Baca berita tanpa iklan. Gabung Kompas.com+

Museum di Tengah Kepungan Sampah Pasar Tangerang

Kompas.com - 26/06/2016, 06:22 WIB

Kristina, warga Tanjung Duren, Jakarta Barat, yang mengunjungi Museum Benteng Heritage seusai mendatangi Festival Peh Cun 2016 di Kali Cisadane, awal Juni, menyatakan kagum dengan koleksi museum yang dibangun atas inisiatif perorangan itu.
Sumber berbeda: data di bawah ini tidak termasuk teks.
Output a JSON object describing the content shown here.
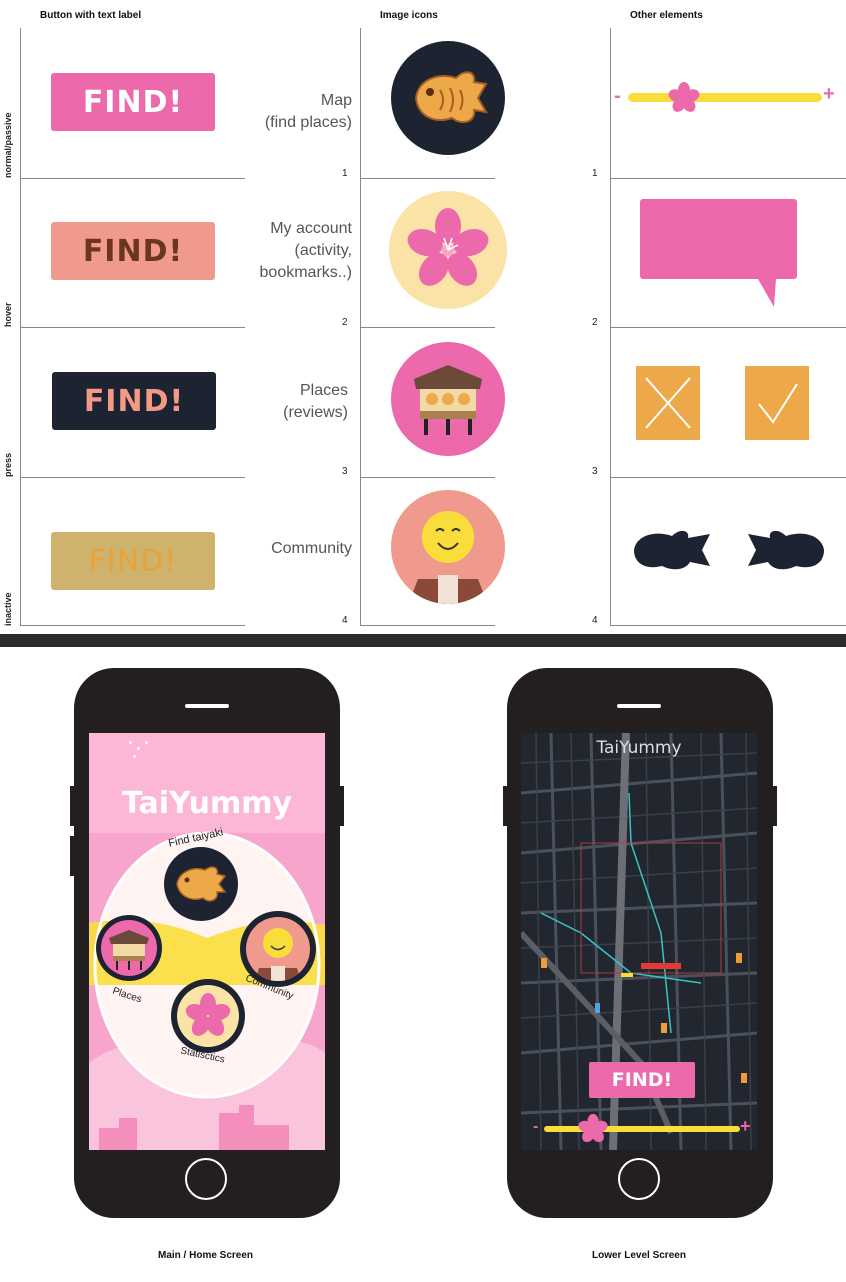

”Saya tahu museum ini dari berbagai berita, termasuk Kompas dan situs internet. Sekalian mencoba kereta api Jakarta-Tangerang yang sekarang sudah nyaman. Sayang sekali jalan di dalam pasar ini banyak sampah. Museumnya, sih, terawat sekali,” tutur Kristina yang datang bersama rombongan dari Jakarta.
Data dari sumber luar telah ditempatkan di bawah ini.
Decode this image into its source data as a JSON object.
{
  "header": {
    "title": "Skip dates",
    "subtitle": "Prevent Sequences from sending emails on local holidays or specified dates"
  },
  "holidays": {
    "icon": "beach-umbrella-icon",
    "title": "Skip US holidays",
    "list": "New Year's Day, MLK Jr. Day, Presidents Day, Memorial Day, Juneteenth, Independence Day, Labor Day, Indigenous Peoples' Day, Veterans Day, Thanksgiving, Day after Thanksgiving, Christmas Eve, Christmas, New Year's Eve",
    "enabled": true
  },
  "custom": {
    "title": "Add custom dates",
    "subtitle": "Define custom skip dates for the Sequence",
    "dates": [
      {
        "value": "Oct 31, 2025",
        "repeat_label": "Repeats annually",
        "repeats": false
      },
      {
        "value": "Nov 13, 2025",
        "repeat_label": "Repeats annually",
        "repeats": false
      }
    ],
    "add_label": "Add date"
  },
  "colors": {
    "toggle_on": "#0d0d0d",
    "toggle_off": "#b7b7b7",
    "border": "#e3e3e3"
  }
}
Selain pengunjung perorangan, kalangan perguruan tinggi, seperti mahasiswa dan dosen Universitas Indonesia, Universitas Al Azhar, serta berbagai perguruan tinggi lain, secara rutin mendatangi Museum Benteng Heritage yang menjadi magnet di tengah komunitas peranakan Tionghoa yang lebih akrab dikenal sebagai Cina Benteng.
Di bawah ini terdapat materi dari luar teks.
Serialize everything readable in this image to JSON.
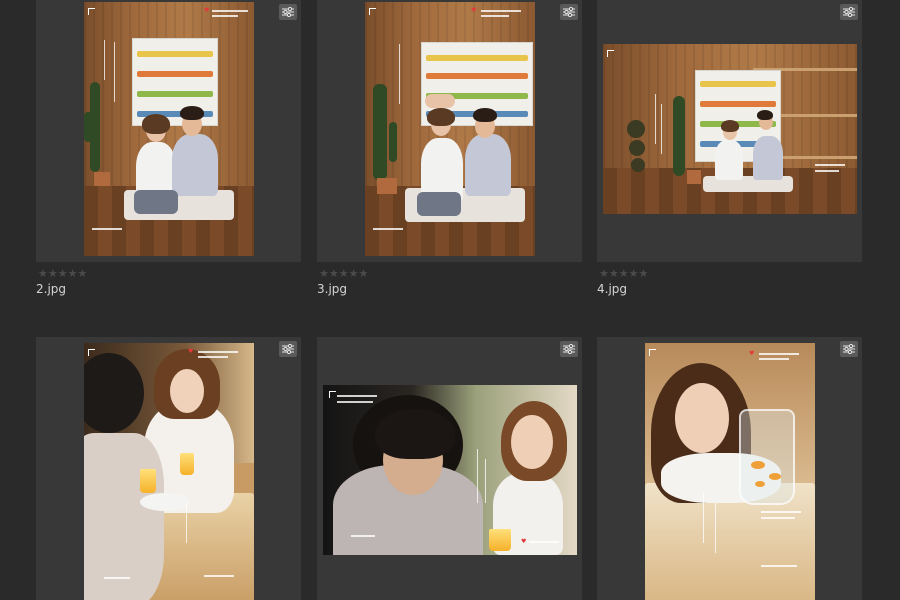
{
  "gallery": {
    "items": [
      {
        "filename": "2.jpg",
        "rating": "★★★★★",
        "settings_icon": "sliders-icon"
      },
      {
        "filename": "3.jpg",
        "rating": "★★★★★",
        "settings_icon": "sliders-icon"
      },
      {
        "filename": "4.jpg",
        "rating": "★★★★★",
        "settings_icon": "sliders-icon"
      },
      {
        "filename": "",
        "rating": "",
        "settings_icon": "sliders-icon"
      },
      {
        "filename": "",
        "rating": "",
        "settings_icon": "sliders-icon"
      },
      {
        "filename": "",
        "rating": "",
        "settings_icon": "sliders-icon"
      }
    ]
  },
  "colors": {
    "background": "#2a2a2a",
    "panel": "#383838",
    "filename_text": "#d4d4d4",
    "star_inactive": "#4b4b4b",
    "settings_button": "#5a5a5a"
  }
}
Memang kawasan tersebut, menurut sejarawan Arsip Nasional Republik Indonesia, Mona Lohanda, merupakan kawasan yang berkembang sejak 1600-an seiring perkembangan kota Batavia. ”Tangerang adalah bagian Ommelanden atau daerah di luar kota atau tembok Batavia yang juga menjadi perbatasan wilayah Kesultanan Banten dan VOC yang dipisahkan oleh Sungai Cisadane,” kata Mona.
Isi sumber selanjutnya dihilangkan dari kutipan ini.